Sok Sab Bai

PLEASE NOTE: THE PICTURES IN THE PRINTED VERSION OF THE SE EXAMINER WERE OF THE WRONG RESTAURANT.

 

By Cat Wurdack

 

2625 SE 21st St.

971.255.0292

Mon. – Sat. 11 am to 9 pm

Sun. 10 am to 8 pm

Sok Sab Bai chef-owner Nyno Thol left Cambodia at the age of 2 when he and his family were relocated to a Thailand refugee camp during the Killing Fields era. His family was sponsored into the U.S. in 1983 and settled in the Clinton Street area. Thol and his Cambodian-born parents have lived in the Clinton neighborhood for more than 28 years.

After graduating from Cleveland High, Thol attended Portland’s Western Culinary Le Cordon Bleu Culinary Arts where he received formal training to fine tune the culinary traditions he had learned at home.

He opened a food cart at SE 11th and Clay and followed that with a sushi restaurant he ran for six years. Sok Sab Bai is on the first floor of a Victorian residential building that Thol has converted into an elegant and serene eatery with a chef’s counter, a covered porch, and a private room with traditional mat seating for parties and business meetings.

When Thol opened Sok Sab Bai two years ago, he says, he missed making sushi and decided to add a “modern twist” to traditional Cambodian dishes. In addition to Cambodian classics (spicy pork tongue, oxtail bone marrow that you suck out of the bone, fermented beef and rice sausages, and pork-blood rice porridge), Thol likes to come up with creative, new dishes including oxtail tacos and a sushi-inspired salad with fried smoked salmon skin and vegetables.

Every Sunday, Thol offers a different “hangover soup”, the Cambodian version of pho. On “throwback Thursdays”, any menu item is available at food cart prices. Students and service industry employees receive a 20 percent discount on Tuesdays, and Monday is all-day happy hour.

Entrees are around $10 with ginger fried bass for two topping out at $14. Starters are $5 to $10. Grilled oysters on the half-shell ($6) are served with Thol’s own hot sauce, “Da Sauce,” which Portland Monthly recently named among the top five hot sauces of the year.
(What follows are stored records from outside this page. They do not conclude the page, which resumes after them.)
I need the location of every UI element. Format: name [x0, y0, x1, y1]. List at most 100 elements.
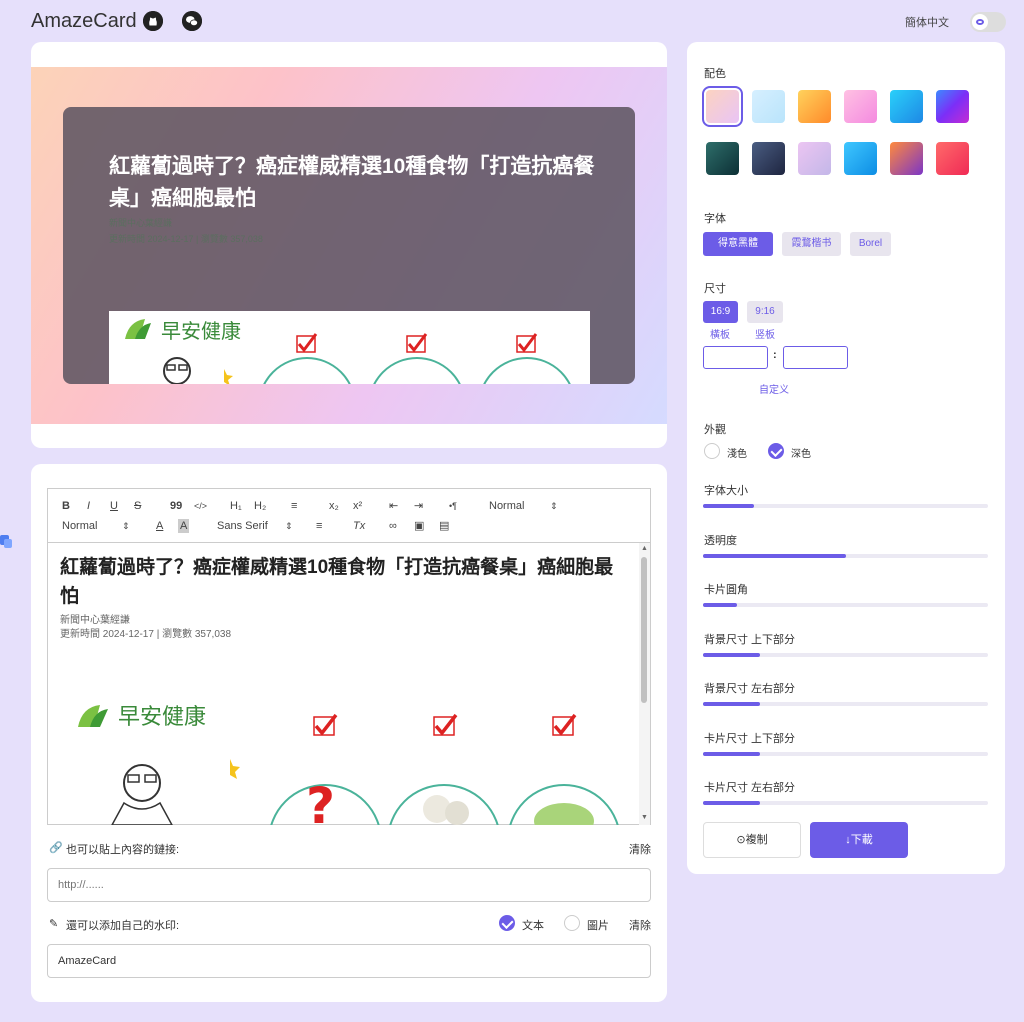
link-icon[interactable]: ∞	[389, 519, 397, 533]
list-icon[interactable]: ≡	[291, 499, 297, 513]
custom-width-input[interactable]	[703, 346, 768, 369]
card-watermark: AmazeCard	[618, 431, 655, 438]
slider-fill	[703, 652, 760, 657]
font-select[interactable]: Sans Serif	[217, 519, 268, 533]
watermark-image-radio[interactable]	[564, 915, 580, 931]
slider-label: 卡片圓角	[704, 584, 748, 596]
font-option-borel[interactable]: Borel	[850, 232, 891, 256]
language-switch[interactable]: 簡体中文	[905, 14, 949, 30]
color-swatch[interactable]	[798, 142, 831, 175]
eye-icon	[972, 14, 988, 30]
link-icon: 🔗	[49, 842, 63, 854]
article-image: 早安健康 ?	[78, 705, 619, 825]
ratio-9-16[interactable]: 9:16	[747, 301, 783, 323]
color-swatch[interactable]	[890, 142, 923, 175]
slider-fill	[703, 751, 760, 756]
custom-height-input[interactable]	[783, 346, 848, 369]
code-button[interactable]: </>	[194, 499, 207, 513]
ratio-16-9[interactable]: 16:9	[703, 301, 738, 323]
clear-format-icon[interactable]: Tx	[353, 519, 365, 533]
watermark-image-label: 圖片	[587, 920, 609, 932]
color-swatch[interactable]	[890, 90, 923, 123]
font-option-deyi[interactable]: 得意黑體	[703, 232, 773, 256]
slider-fill	[703, 702, 760, 706]
editor-toolbar: B I U S 99 </> H₁ H₂ ≡ x₂ x² ⇤ ⇥ •¶ Norm…	[48, 489, 650, 543]
slider-track[interactable]	[703, 553, 988, 558]
light-radio[interactable]	[704, 443, 720, 459]
link-clear-button[interactable]: 清除	[629, 841, 651, 857]
slider-label: 背景尺寸 上下部分	[704, 633, 796, 646]
copy-button[interactable]: ⊙複制	[703, 822, 801, 858]
appearance-label: 外觀	[704, 424, 726, 436]
wechat-icon[interactable]	[182, 11, 202, 31]
theme-toggle[interactable]	[970, 12, 1006, 32]
background-color-icon[interactable]: A	[178, 519, 190, 533]
size-label: 尺寸	[704, 283, 726, 295]
watermark-input[interactable]: AmazeCard	[47, 944, 651, 978]
ratio-vertical-caption: 竖板	[755, 330, 775, 341]
watermark-text-radio[interactable]	[499, 915, 515, 931]
wand-icon: ✎	[49, 918, 59, 930]
watermark-text-label: 文本	[522, 920, 544, 932]
size-select[interactable]: Normal	[489, 499, 524, 513]
slider-label: 卡片尺寸 上下部分	[704, 732, 796, 745]
link-label: 也可以貼上內容的鏈接:	[66, 844, 180, 856]
custom-size-button[interactable]: 自定义	[759, 381, 789, 396]
chevron-updown-icon: ⇕	[550, 501, 558, 511]
align-icon[interactable]: ≡	[316, 519, 322, 533]
slider-label: 背景尺寸 左右部分	[704, 683, 796, 695]
preview-card: 紅蘿蔔過時了？癌症權威精選10種食物「打造抗癌餐桌」癌細胞最怕 新聞中心葉經謙 …	[63, 107, 635, 384]
color-swatch[interactable]	[706, 142, 739, 175]
scroll-thumb[interactable]	[641, 557, 647, 703]
color-swatch[interactable]	[844, 90, 877, 123]
slider-track[interactable]	[703, 801, 988, 805]
editor-scrollbar[interactable]: ▲ ▼	[639, 543, 650, 825]
editor-panel: B I U S 99 </> H₁ H₂ ≡ x₂ x² ⇤ ⇥ •¶ Norm…	[31, 464, 667, 1002]
slider-track[interactable]	[703, 702, 988, 706]
slider-track[interactable]	[703, 504, 988, 508]
slider-fill	[703, 504, 755, 508]
color-swatch[interactable]	[702, 86, 743, 127]
scroll-down-icon[interactable]: ▼	[641, 814, 648, 821]
font-option-xiawu[interactable]: 霞鶩楷书	[782, 232, 841, 256]
editor-content[interactable]: 紅蘿蔔過時了？癌症權威精選10種食物「打造抗癌餐桌」癌細胞最怕 新聞中心葉經謙 …	[48, 543, 650, 825]
h2-button[interactable]: H₂	[254, 499, 266, 513]
text-color-icon[interactable]: A	[156, 519, 163, 533]
slider-fill	[703, 603, 738, 607]
scroll-up-icon[interactable]: ▲	[641, 545, 648, 552]
strike-button[interactable]: S	[134, 499, 141, 513]
subscript-button[interactable]: x₂	[329, 499, 339, 513]
bold-button[interactable]: B	[62, 499, 70, 513]
video-icon[interactable]: ▤	[439, 519, 449, 533]
color-swatch[interactable]	[752, 90, 785, 123]
dark-label: 深色	[791, 449, 811, 460]
slider-track[interactable]	[703, 652, 988, 657]
slider-track[interactable]	[703, 603, 988, 607]
slider-track[interactable]	[703, 751, 988, 756]
svg-text:?: ?	[306, 777, 335, 825]
watermark-clear-button[interactable]: 清除	[629, 917, 651, 933]
blockquote-button[interactable]: 99	[170, 499, 182, 513]
github-icon[interactable]	[143, 11, 163, 31]
svg-text:早安健康: 早安健康	[118, 705, 206, 730]
link-input[interactable]	[47, 868, 651, 902]
color-swatch[interactable]	[844, 142, 877, 175]
outdent-icon[interactable]: ⇤	[389, 499, 398, 513]
italic-button[interactable]: I	[87, 499, 90, 513]
slider-fill	[703, 553, 846, 558]
color-swatch[interactable]	[798, 90, 831, 123]
dark-radio[interactable]	[768, 443, 784, 459]
translate-widget-icon[interactable]	[0, 532, 12, 550]
color-swatch[interactable]	[936, 142, 969, 175]
direction-icon[interactable]: •¶	[449, 499, 457, 513]
superscript-button[interactable]: x²	[353, 499, 362, 513]
underline-button[interactable]: U	[110, 499, 118, 513]
color-swatch[interactable]	[936, 90, 969, 123]
chevron-updown-icon: ⇕	[285, 521, 293, 531]
color-swatch[interactable]	[752, 142, 785, 175]
header-select[interactable]: Normal	[62, 519, 97, 533]
image-icon[interactable]: ▣	[414, 519, 424, 533]
h1-button[interactable]: H₁	[230, 499, 242, 513]
download-button[interactable]: ↓下載	[810, 822, 908, 858]
indent-icon[interactable]: ⇥	[414, 499, 423, 513]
As a second-generation Cambodian, Thol says, he started his business to help build what his family and friends had lost a couple of decades ago under the Khmer Rouge. He wanted to introduce Cambodian culture and cuisine to Portlanders who are curious about southeast Asian food.

Thol plans to return to Cambodia to help Cambodian students buy books and further their education through the Helping Hands Foundation he founded.